彼女の登場にカインは片手で目を覆い天を仰ぐ。
アベルは出てきてしまったかと、溜息を吐いてしまう。
マリアは海賊の三角帽は被っていないものの、エルフの証ともいえる長く尖った耳が見えていた。
此処ミズガルズ王国だけでなく、エルフは希少だ。
しかもノースオブエデンに居るエルフの女だ。アベル達、聖騎士には、自分達が捕えに来た女海賊マリアだとすぐに理解される。

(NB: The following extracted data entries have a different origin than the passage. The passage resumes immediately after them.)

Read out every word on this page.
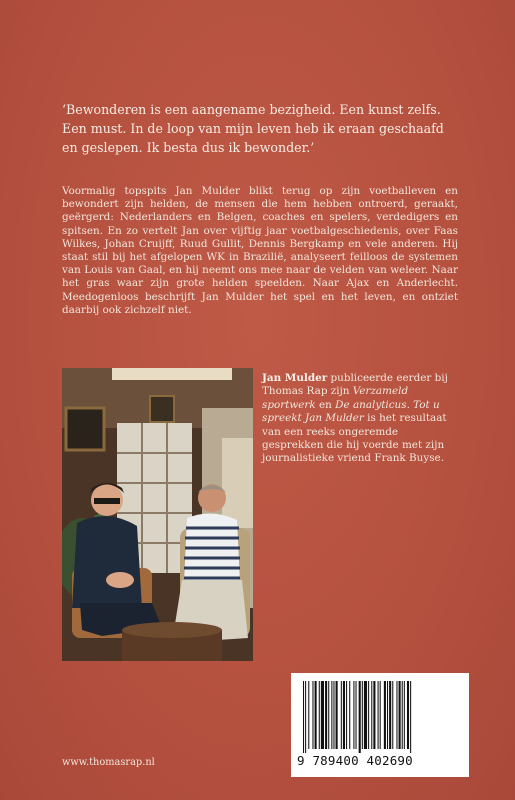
‘Bewonderen is een aangename bezigheid. Een kunst zelfs. Een must. In de loop van mijn leven heb ik eraan geschaafd en geslepen. Ik besta dus ik bewonder.’
Voormalig topspits Jan Mulder blikt terug op zijn voetballeven en bewondert zijn helden, de mensen die hem hebben ontroerd, geraakt, geërgerd: Nederlanders en Belgen, coaches en spelers, verdedigers en spitsen. En zo vertelt Jan over vijftig jaar voetbalgeschiedenis, over Faas Wilkes, Johan Cruijff, Ruud Gullit, Dennis Bergkamp en vele anderen. Hij staat stil bij het afgelopen WK in Brazilië, analyseert feilloos de systemen van Louis van Gaal, en hij neemt ons mee naar de velden van weleer. Naar het gras waar zijn grote helden speelden. Naar Ajax en Anderlecht. Meedogenloos beschrijft Jan Mulder het spel en het leven, en ontziet daarbij ook zichzelf niet.
Jan Mulder publiceerde eerder bij Thomas Rap zijn Verzameld sportwerk en De analyticus. Tot u spreekt Jan Mulder is het resultaat van een reeks ongeremde gesprekken die hij voerde met zijn journalistieke vriend Frank Buyse.
9 789400 402690
www.thomasrap.nl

カウンター奥のドアから急に現れたマリアに、キャサリンは暫く驚きで思考と身体が停止していたが、すぐに我に返ると腰に帯びている聖騎士の剣の柄に手をかけ、腰を落としながら、カウンタースツールに座ったままのアベルに大きく声を発した。
「――アベル騎士長様! 女海賊マリアです!」
「そうだろうねぇ」
キャサリンがいつでも腰に帯びた剣を抜ける様に構える中、この状況下で動じず温かな珈琲を空になったカップに注ぐキース。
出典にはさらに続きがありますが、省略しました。